The Forest Movement Europe (FME) is a grouping of more than 45 NGOs from 12 European countries working on forest issues. The movement has been in existence, although under different names, for more than 15 years. Its purpose is to share information, to develop joint strategies and a wider European perspective on forest issues. The FME also supports NGOs and Indigenous Peoples Organisations in the South in their activities to protect forests.

==History==
The origin of the movement goes back to 1989 when a group of NGOs from several different European countries joint efforts to support Japanese organisations in their activities to stop the destruction of the rainforests by Japanese companies. This group of NGOs met under the heading Ban Japan from the Rainforest.
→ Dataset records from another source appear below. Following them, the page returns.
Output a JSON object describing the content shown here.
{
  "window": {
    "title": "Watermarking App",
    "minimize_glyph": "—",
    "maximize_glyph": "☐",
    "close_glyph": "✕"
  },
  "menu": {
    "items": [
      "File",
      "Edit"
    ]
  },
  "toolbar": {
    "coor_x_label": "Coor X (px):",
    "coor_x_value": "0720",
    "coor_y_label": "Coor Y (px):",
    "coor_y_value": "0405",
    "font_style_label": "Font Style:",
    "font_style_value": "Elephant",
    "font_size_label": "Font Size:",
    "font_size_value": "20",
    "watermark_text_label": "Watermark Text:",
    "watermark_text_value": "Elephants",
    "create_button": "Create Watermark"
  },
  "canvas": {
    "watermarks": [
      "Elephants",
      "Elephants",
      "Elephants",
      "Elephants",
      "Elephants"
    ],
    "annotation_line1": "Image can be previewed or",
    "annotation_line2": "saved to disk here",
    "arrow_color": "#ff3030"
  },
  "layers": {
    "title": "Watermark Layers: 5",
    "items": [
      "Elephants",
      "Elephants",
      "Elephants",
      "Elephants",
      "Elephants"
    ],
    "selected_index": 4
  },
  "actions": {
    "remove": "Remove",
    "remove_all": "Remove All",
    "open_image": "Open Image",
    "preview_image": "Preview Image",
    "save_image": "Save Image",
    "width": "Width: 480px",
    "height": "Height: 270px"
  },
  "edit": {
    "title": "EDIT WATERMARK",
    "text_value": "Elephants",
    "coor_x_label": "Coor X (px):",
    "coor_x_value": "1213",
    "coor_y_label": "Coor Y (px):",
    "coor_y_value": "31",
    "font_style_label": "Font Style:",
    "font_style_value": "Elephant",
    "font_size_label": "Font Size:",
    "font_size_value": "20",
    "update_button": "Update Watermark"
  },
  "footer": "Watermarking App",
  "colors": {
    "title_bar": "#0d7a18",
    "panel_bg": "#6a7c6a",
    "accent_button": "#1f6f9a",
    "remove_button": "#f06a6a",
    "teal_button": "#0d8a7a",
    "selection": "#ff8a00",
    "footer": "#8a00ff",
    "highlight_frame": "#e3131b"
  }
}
By 1992 the group had expanded considerably in size and in the issues it dealt with. Its focus was no longer Japanese companies but tropical rainforest protection and support for forest peoples in general. At a meeting in Munich, Germany, the group renamed itself the European Rainforest Movement (ERM), the European arm of the World Rainforest Movement. It choose to be a loose movement with no formal membership and without a formal secretariat. Meetings were held twice a year, hosted by one of the participating groups and coordinated by Saskia Ozinga of FERN. It was mainly due to the activities of the groups that participated in the ERM that the tropical rainforest campaigns in Europe took off, imports of tropical timber into several European countries declined and the struggle of forest peoples, e.g. in Sarawak, Malaysia and the Amazon were headline stories.

Environmental organisations in the boreal forests who had been working in their own countries to protect these forests decided they needed outside support. The formation of the Taiga Rescue Network (TRN) in 1992 was a crucial moment. The coordinator of the TRN, Karin Lindahl, contacted Saskia Ozinga to join forces. From that moment onwards, groups working on the boreal forests joined the ERM which was by definition not only working on tropical forests. Therefore in 1994 the group decided to change its name to Forest Movement Europe (FME).

Currently the FME meets once a year. Meetings are hosted by participating organisations and are organised by FERN.